Victoria Road Prison
- Location: Douglas, Isle of Man;
- Status: Decommissioned
- Capacity: 90
- Opened: April 1891
- Closed: August 2008
- Managed by: Isle of Man Prison Service

= Victoria Road Prison =

Former prison in Douglas, Isle of Man

Victoria Road Prison is a former prison that was located on Victoria Road in Douglas, capital of the Isle of Man. Victoria Road Prison was the first purpose-built prison to be constructed on the Isle of Man, and held prisoners from April 1891 to August 2008.

==History==
From 1780 prisoners from the Isle of Man (including debtors) mainly served their sentence at Castle Rushen, but within a century problems were apparent with this arrangement. Prisoners would grow unruly, as they could not be separated, and the conditions in which they were kept were unfit. When the Chairman of the Commissioners for Prisons in England and Wales inspected the premises for the first time in 1885, he indicated a need for a prison to house 30 prisoners. His recommendation was not universally popular in Tynwald, as some did not want to spend the money, but nevertheless Manx architect James Cowle was employed to design a new prison, which was subsequently constructed at Victoria Road in Douglas. The entire prison population of the Isle of Man was transferred to the new Victoria Road Gaol in April 1891.

At the beginning of the 20th century, Victoria Road Prison received a glowing report from Major Darnell, the HM Inspector of Prisons:
The present accommodation consists of 21 cells in the male and eight cells in the female prison. The cells are light and airy, and well ventilated and compare quite favourably with those in the best English prisons — boarded floors, clear glass in the windows and external gas boxes. They were uniformly clean and well kept.

As the population of both Island and prison grew, the prison was expanded, with the addition of two new wings in 1989. One of these, C wing, was assigned to young prisoners between the ages of 17 and 21, with a maximum accommodation of 37 prisoners spread between 19 single cells and 2 dormitories. Later, the dormitories were altered to serve as a dining room and exercise room, and the single rooms reassigned to adults. The other wing, D, was designed to hold 15 female prisoners in 5 single cells and 2 dormitories, though the maximum number of places permitted was then reduced to 11.
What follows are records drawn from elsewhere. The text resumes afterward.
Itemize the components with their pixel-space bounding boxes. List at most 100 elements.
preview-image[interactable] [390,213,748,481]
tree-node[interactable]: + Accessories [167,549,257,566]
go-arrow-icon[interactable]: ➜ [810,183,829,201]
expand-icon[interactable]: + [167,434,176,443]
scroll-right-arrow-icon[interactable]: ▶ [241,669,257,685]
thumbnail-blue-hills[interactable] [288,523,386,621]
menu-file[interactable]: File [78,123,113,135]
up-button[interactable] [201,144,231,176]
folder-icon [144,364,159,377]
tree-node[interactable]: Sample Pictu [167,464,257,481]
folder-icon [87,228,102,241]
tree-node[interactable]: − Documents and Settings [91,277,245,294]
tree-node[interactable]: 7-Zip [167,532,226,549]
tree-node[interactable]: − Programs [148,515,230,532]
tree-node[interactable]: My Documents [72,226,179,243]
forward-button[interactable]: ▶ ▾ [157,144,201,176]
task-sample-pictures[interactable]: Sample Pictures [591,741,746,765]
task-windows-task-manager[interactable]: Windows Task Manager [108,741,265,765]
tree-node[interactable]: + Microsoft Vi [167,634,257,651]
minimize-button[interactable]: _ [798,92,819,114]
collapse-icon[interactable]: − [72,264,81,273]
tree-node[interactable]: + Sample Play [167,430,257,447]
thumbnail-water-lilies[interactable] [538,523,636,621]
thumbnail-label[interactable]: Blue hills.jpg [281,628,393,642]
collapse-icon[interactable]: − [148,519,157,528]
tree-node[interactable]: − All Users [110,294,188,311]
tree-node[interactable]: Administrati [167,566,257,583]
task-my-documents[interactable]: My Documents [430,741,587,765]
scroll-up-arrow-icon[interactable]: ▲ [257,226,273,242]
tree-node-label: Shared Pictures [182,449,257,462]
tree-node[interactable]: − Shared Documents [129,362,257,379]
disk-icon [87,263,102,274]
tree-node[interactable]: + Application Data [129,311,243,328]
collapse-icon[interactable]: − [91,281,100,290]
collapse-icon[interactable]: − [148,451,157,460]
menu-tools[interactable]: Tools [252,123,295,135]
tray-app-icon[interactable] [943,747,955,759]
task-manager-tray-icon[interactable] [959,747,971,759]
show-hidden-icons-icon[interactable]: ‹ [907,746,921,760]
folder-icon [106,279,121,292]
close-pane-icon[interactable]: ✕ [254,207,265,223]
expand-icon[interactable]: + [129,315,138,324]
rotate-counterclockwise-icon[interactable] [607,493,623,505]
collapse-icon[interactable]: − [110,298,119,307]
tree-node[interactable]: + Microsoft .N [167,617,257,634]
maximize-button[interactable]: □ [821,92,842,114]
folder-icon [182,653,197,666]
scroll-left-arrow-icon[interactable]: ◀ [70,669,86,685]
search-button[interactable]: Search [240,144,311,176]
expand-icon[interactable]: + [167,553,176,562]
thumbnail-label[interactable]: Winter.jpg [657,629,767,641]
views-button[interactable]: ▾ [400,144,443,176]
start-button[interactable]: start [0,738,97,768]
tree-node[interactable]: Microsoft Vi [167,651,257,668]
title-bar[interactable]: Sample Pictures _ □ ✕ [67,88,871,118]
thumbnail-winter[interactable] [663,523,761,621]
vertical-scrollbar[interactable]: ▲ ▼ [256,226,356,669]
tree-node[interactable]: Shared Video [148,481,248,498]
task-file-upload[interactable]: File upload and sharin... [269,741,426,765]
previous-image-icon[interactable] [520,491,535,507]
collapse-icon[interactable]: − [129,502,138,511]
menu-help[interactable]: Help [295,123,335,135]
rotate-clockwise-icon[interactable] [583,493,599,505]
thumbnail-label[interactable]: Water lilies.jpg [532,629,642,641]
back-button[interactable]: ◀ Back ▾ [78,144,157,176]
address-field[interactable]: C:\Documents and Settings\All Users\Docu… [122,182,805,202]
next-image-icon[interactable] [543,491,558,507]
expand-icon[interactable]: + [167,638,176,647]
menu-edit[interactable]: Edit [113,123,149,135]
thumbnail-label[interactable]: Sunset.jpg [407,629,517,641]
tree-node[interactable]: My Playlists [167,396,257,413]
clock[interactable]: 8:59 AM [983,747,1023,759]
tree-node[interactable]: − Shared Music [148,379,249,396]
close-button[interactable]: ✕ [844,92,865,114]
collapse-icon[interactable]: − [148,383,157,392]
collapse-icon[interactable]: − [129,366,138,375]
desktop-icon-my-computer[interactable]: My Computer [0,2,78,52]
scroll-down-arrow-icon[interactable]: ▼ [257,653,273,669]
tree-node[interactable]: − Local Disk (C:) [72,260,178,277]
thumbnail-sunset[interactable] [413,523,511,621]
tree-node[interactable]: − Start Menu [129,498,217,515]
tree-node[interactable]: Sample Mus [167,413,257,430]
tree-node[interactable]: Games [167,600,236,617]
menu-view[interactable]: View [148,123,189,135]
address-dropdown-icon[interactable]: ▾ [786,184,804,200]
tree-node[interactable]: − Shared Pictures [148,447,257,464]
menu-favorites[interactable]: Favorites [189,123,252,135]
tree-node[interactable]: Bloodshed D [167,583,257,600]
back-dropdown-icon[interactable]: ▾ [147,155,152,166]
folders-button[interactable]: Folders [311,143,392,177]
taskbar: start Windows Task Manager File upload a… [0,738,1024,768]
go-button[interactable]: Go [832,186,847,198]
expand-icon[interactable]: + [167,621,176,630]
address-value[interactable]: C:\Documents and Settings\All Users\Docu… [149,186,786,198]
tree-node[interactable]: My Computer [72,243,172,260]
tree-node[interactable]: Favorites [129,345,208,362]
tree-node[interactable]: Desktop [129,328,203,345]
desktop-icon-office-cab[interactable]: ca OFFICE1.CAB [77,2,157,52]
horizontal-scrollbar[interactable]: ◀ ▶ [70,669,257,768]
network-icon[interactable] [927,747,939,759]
In spite of the expansion, criticism mounted over overcrowding and human rights issues until in July 2005, Tynwald backed the construction of a new, larger secure facility at Jurby that would be better outfitted to rehabilitate prisoners. The new Isle of Man Prison was opened in August 2008 when all inmates from Victoria Road were transferred to the new prison. A month later, the Home affairs Minister Adrian Earnshaw MHK signed the paperwork which revoked the Custody Act 1995, which designated the building as a gaol, bringing Victoria Roads' active use as a prison to a close after period of 117 years.

Immediately after the decommissioning of Victoria Road Prison, the building was opened up for public tours during September and October 2008. Former acting prison governor Tony Hawkes who retired in June 2008 after 34 years' service lead the tours of the prison which included a visit to various wings and cells, as well as the search room and segregation unit. The tours were extremely popular, with places being fully booked within just hours of being advertised. Public interest in the old prison led to calls to open up the Victoria Road site as a permanent visitor attraction over the summer months.

In May 2010, the exercise yard of the former prison was used for an 'Urban Street Sport' event. The event included football skills competitions and demonstrations of free running. In June 2010, it was announced that artefacts from the former gaol sold in a public auction had raised £8,800. A month later, the former prison was used as a set location for the British horror film Slasher House.

In October 2010, the Department of Home Affairs applied for planning permission to demolish Victoria Road Prison. The department cited a survey which indicated that parts of the gatehouse and cell blocks of the former prison had deteriorated so that public access could not be allowed. However, in January 2011 it emerged that the Isle of Man Government was considering listing the former gaol on a register of buildings of "special architectural or historic interest", meaning that it would be saved from demolition.

In January 2012, Tim Crookall MHK suggested that there were concerns that listing some of the buildings of the former prison could prevent the site from being redeveloped for other uses. In November 2012, the Department of Home Affairs confirmed that demolition works had started at the former prison site, with completion planned for March 2013. The buildings have now been demolished, and in October 2014 the Isle of Man Government published plans for the redevelopment of the site, with sheltered accommodation, affordable housing and a church amongst ideas for the site.
The government received many complaints regarding the demolition of the site. It could have been a Victorian prison museum which would have been very popular.